Deep moist convection organizes in many different forms: from isolated cumulonimbus cells, to squall lines, to mesoscale convective complexes. Even individual categories of mesoscale organization can contain vast differences in structure. For instance, some squall lines are best described as a collection of individual cumulonimbus cells, while other squall lines overturn as slabs with > 100 km long updrafts. It is natural to ask why convection organizes in such different manners.

The depth and magnitude of vertical wind shear has been studied by many authors as an important factor in the organization of convection. Furthermore, the relationship between environmental wind shear and convective available potential energy (CAPE) has been identified as a strong determinant of convective structure in supercells and squall lines.

Other parameters that may influence convective organization, but have been explored to a much lesser extent, are the thermodynamic properties of the local environment. This study focuses on the vertical distribution of environmental static stability and its impact on the internal structure of mesoscale convective systems (e.g., depth and horizontal extent of the stratiform region, strength of the mesohigh, cellular versus slabular convective overturning, etc.). Analytic soundings were developed for use in three-dimensional cloud-resolution simulations over a mesoscale (400 km X 100 km) domain. The soundings have the same amount of total CAPE, but the vertical distribution of the CAPE is altered by changing the stability just above the level of free convection (LFC) and by changing the height of the tropopause. The absolute humidity profiles and the wind profiles were kept fixed in the various experiments in order to isolate the effects of the stability differences.

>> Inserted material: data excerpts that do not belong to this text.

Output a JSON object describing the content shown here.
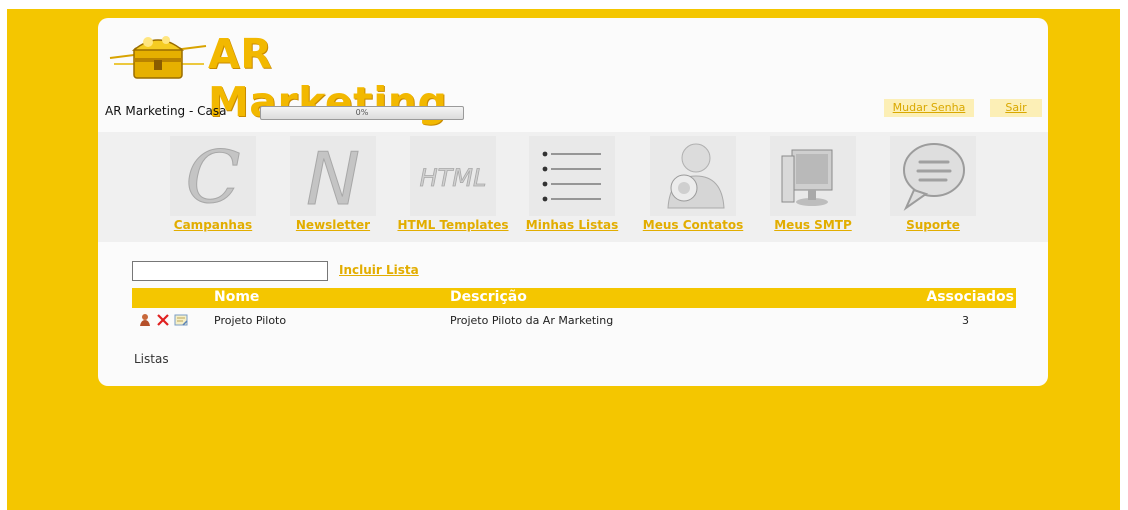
{
  "header": {
    "logo_text": "AR Marketing",
    "site_name": "AR Marketing - Casa",
    "progress_label": "0%",
    "progress_value": 0,
    "change_password_label": "Mudar Senha",
    "logout_label": "Sair"
  },
  "nav": {
    "items": [
      {
        "label": "Campanhas",
        "icon": "letter-c-icon"
      },
      {
        "label": "Newsletter",
        "icon": "letter-n-icon"
      },
      {
        "label": "HTML Templates",
        "icon": "html-icon"
      },
      {
        "label": "Minhas Listas",
        "icon": "list-icon"
      },
      {
        "label": "Meus Contatos",
        "icon": "contacts-icon"
      },
      {
        "label": "Meus SMTP",
        "icon": "computer-icon"
      },
      {
        "label": "Suporte",
        "icon": "speech-bubble-icon"
      }
    ]
  },
  "list_form": {
    "input_value": "",
    "add_label": "Incluir Lista"
  },
  "table": {
    "headers": [
      "Nome",
      "Descrição",
      "Associados"
    ],
    "rows": [
      {
        "name": "Projeto Piloto",
        "description": "Projeto Piloto da Ar Marketing",
        "associated": "3"
      }
    ]
  },
  "footer": {
    "text": "Listas"
  },
  "colors": {
    "accent": "#f4c600",
    "link": "#e2ad00",
    "panel": "#fbfbfb"
  }
}
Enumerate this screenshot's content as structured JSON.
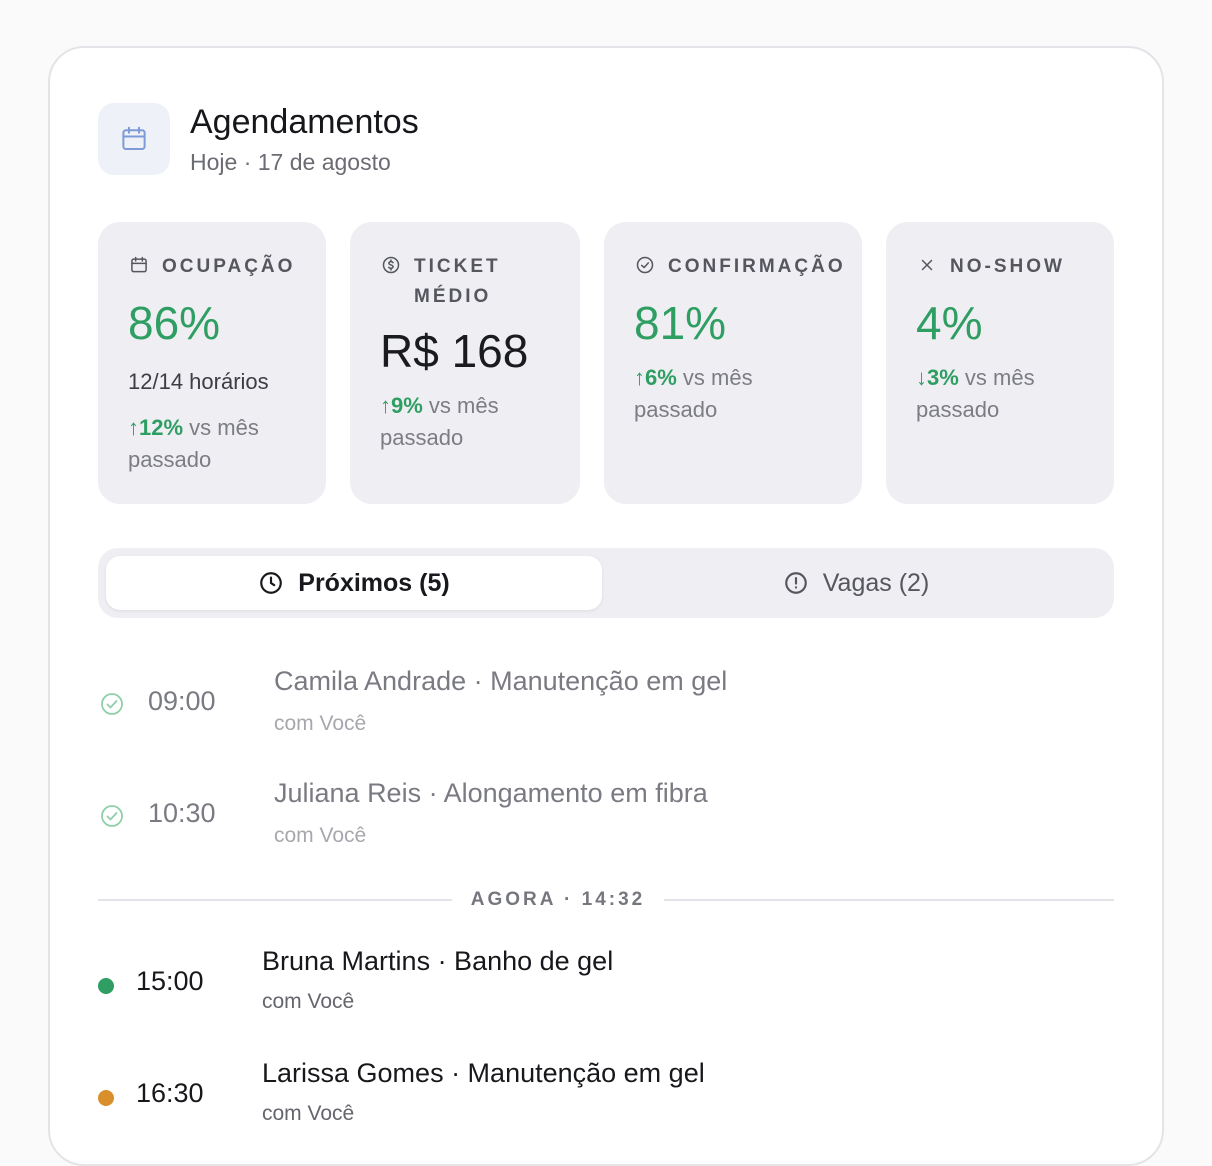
{
  "header": {
    "title": "Agendamentos",
    "subtitle": "Hoje · 17 de agosto",
    "icon": "calendar-icon"
  },
  "stats": [
    {
      "label": "OCUPAÇÃO",
      "value": "86%",
      "sub": "12/14 horários",
      "trend_value": "↑12%",
      "trend_text": " vs mês passado",
      "icon": "calendar-icon"
    },
    {
      "label": "TICKET MÉDIO",
      "value": "R$ 168",
      "trend_value": "↑9%",
      "trend_text": " vs mês passado",
      "icon": "dollar-icon"
    },
    {
      "label": "CONFIRMAÇÃO",
      "value": "81%",
      "trend_value": "↑6%",
      "trend_text": " vs mês passado",
      "icon": "check-circle-icon"
    },
    {
      "label": "NO-SHOW",
      "value": "4%",
      "trend_value": "↓3%",
      "trend_text": " vs mês passado",
      "icon": "close-icon"
    }
  ],
  "tabs": [
    {
      "label": "Próximos (5)",
      "icon": "clock-icon",
      "active": true
    },
    {
      "label": "Vagas (2)",
      "icon": "alert-circle-icon",
      "active": false
    }
  ],
  "past_appointments": [
    {
      "time": "09:00",
      "title": "Camila Andrade · Manutenção em gel",
      "with": "com Você",
      "status": "confirmed"
    },
    {
      "time": "10:30",
      "title": "Juliana Reis · Alongamento em fibra",
      "with": "com Você",
      "status": "confirmed"
    }
  ],
  "now_marker": "AGORA · 14:32",
  "upcoming_appointments": [
    {
      "time": "15:00",
      "title": "Bruna Martins · Banho de gel",
      "with": "com Você",
      "status_color": "#2f9e62"
    },
    {
      "time": "16:30",
      "title": "Larissa Gomes · Manutenção em gel",
      "with": "com Você",
      "status_color": "#d88f2c"
    }
  ],
  "colors": {
    "accent_green": "#2f9e62",
    "accent_orange": "#d88f2c",
    "icon_blue": "#7f9ad6"
  }
}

Results show that a spectrum of convective organization can be obtained by varying the static stability profile just above the LFC, even though total CAPE for the experiments remains the same. The organizational differences are related to the structure of moist absolutely unstable layers (MAULs) that form in a 100-300 mb deep layer just above the LFC. For situations with similar MAUL depth, the portion of the total CAPE that exists in the MAUL is considerably larger for soundings that have steep lapse rates above the LFC. Since the stability in the MAUL affects the ability of parcels to accelerate upwards (away from the LFC), the nature of turbulent mixing is different -- i.e., the structure of the convection is different. These results suggest that new parameters need to be developed to assist operational forecasters in anticipating the organization of convection. We propose that the amount of CAPE in low levels (i.e., from roughly 100-300 mb above the LFC) may be a useful parameter for operational forecasters.